Multi Part Integration: Optimising vehicle structures
Reducing materials use and vehicle weight are key considerations for OEMs. ArcelorMittal discusses its new Multi Part Integration concept and how this can simplify the vehicle production process
Multi Part Integration (MPI) is a new concept from ArcelorMittal Tailored Blanks which incorporates many parts into one laser welded blank (LWB). MPI uses press hardenable steels (PHS), hot stamping LWB technology, and patches (when needed) to create the new part. For OEMs, MPI simplifies vehicle production by reducing the number of processes and the factory area required. The company says this concept can be applied to all types of vehicles, including those with multiple powertrains and can deliver significant sustainability gains including a lighter finished vehicle.
The MPI concept builds on the success of projects such as the company’s S-in motion and the single-piece door ring. The door ring has been adapted for different vehicle segments and successfully introduced into several vehicles by the global automotive industry.
This new approach to produce simplified and optimised body structures uses breakthrough laser welded blanks and patch solutions. The hot stamping process gives vehicle designers greater design freedom to create parts with complex geometries. That allows one modular solution to be developed for multiple powertrains. Patches can be applied to the part to add reinforcement for a specific powertrain without increasing costs.
The use of hot stamped PHS in a single LWB is key to MPI. The LWB ensures that the right PHS steel, in the right thickness, is in the right place. The continuous weld lines enhance energy absorption and the behaviour of the part during a crash and eliminate weak points in the part.
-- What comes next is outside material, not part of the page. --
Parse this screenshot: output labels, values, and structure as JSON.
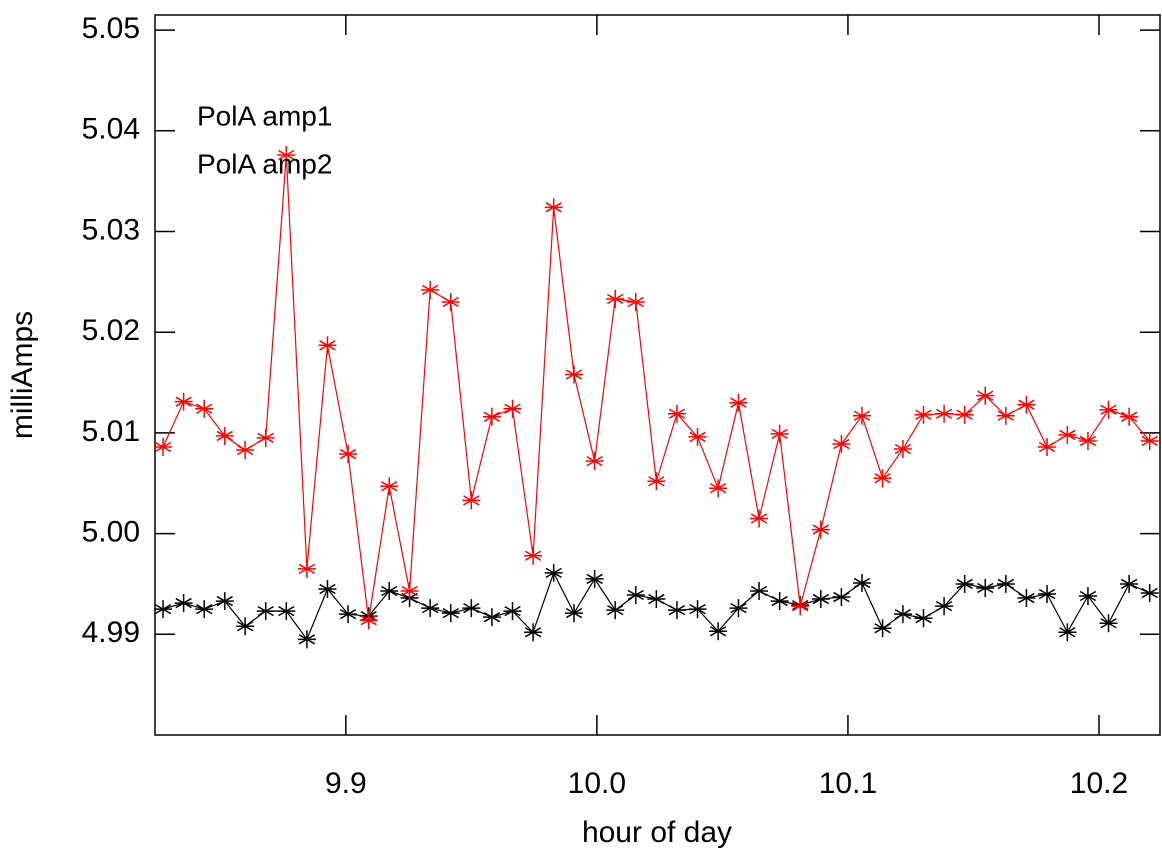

Integrating multiple parts into one also reduces the overall mass of the part. This offers many sustainability benefits including lower CO2 emissions from reduced steel production. Further reductions in steel usage are possible with the deployment of advanced nesting techniques which enhance material utilisation.
To prove the practical viability of the MPI concept, teams from ArcelorMittal’s Tailored Blanks and Global R&D units completed an MPI analysis of the rear H-frame of an S-in motion SUV vehicle. The MPI H-frame concept replaces 11 separate parts with one. The solution can be applied to almost any powertrain simply by adding patches to reinforce local areas.
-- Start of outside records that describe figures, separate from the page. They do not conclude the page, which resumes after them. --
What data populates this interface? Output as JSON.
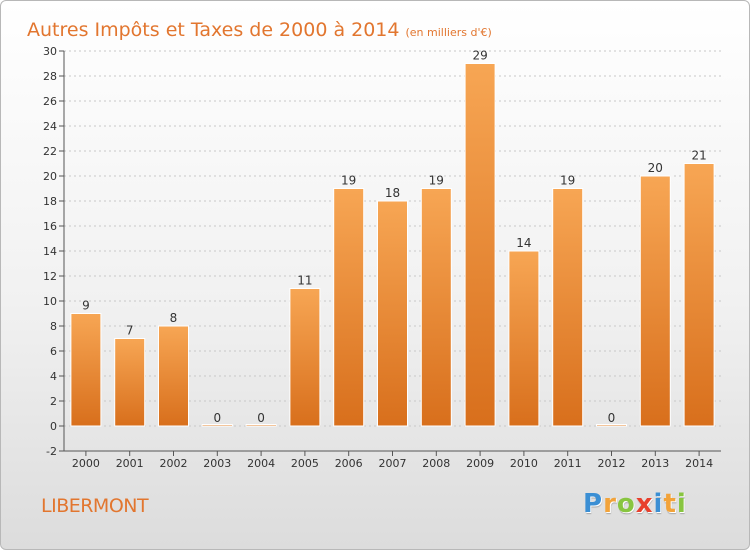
{
  "title": "Autres Impôts et Taxes de 2000 à 2014",
  "unit": "(en milliers d'€)",
  "commune": "LIBERMONT",
  "logo": {
    "letters": [
      {
        "ch": "P",
        "color": "#3b8fd4"
      },
      {
        "ch": "r",
        "color": "#f2a33a"
      },
      {
        "ch": "o",
        "color": "#88c540"
      },
      {
        "ch": "x",
        "color": "#e8402d"
      },
      {
        "ch": "i",
        "color": "#3b8fd4"
      },
      {
        "ch": "t",
        "color": "#f2a33a"
      },
      {
        "ch": "i",
        "color": "#88c540"
      }
    ]
  },
  "colors": {
    "bar_light": "#f7a654",
    "bar_dark": "#d86f1c",
    "bar_edge": "#ffffff",
    "title": "#e2762f",
    "grid": "#c8c8c8"
  },
  "chart_data": {
    "type": "bar",
    "categories": [
      "2000",
      "2001",
      "2002",
      "2003",
      "2004",
      "2005",
      "2006",
      "2007",
      "2008",
      "2009",
      "2010",
      "2011",
      "2012",
      "2013",
      "2014"
    ],
    "values": [
      9,
      7,
      8,
      0,
      0,
      11,
      19,
      18,
      19,
      29,
      14,
      19,
      0,
      20,
      21
    ],
    "ylim": [
      -2,
      30
    ],
    "yticks": [
      -2,
      0,
      2,
      4,
      6,
      8,
      10,
      12,
      14,
      16,
      18,
      20,
      22,
      24,
      26,
      28,
      30
    ],
    "grid": true,
    "xlabel": "",
    "ylabel": ""
  }
}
The MPI H-frame concept showed that 136 spot welds could be eliminated for every vehicle, and that the footprint of an OEMs bodyshop could be reduced by half. The weight of each vehicle is also reduced by 1.4kgs which means less CO2 emissions from reduced steel production and during the vehicle’s life. The combination of LWB technology and PHS such Usibor and Ductibor has enhanced safety and ensured that the H-frame concept passed global crash test scenarios.
Door ring weight reduction
ArcelorMittal engineers have also applied the MPI concept to a double door ring. This combined a total of 13 parts on each side of the vehicle into just four per side. The number of spot welds was cut by 122 per side, or 244 over the entire vehicle. Overall, the mass of the body-in-white is reduced by around 20kgs using the MPI design.
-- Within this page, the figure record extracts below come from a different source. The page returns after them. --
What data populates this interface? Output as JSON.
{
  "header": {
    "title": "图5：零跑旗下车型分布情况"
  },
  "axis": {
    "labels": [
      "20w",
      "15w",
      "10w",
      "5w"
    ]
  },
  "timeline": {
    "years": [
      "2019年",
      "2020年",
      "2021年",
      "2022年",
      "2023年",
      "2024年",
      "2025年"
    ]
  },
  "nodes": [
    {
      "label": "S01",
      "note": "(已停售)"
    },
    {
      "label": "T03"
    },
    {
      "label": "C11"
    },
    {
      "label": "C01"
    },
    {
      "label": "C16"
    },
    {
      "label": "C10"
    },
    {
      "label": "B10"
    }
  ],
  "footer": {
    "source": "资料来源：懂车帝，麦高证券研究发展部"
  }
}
The company is now working on a new MPI concept for the floor panel. The results of this study are expected to be announced later in 2021. The H-frame, double door ring, and floor panel MPI applications have passed relevant IIHS and Euro NCAP tests.
ArcelorMittal believes that the MPI concept will offer a new dimension in vehicle evolution. Over the coming years, many more MPI applications will be identified and developed in cooperation with OEMs.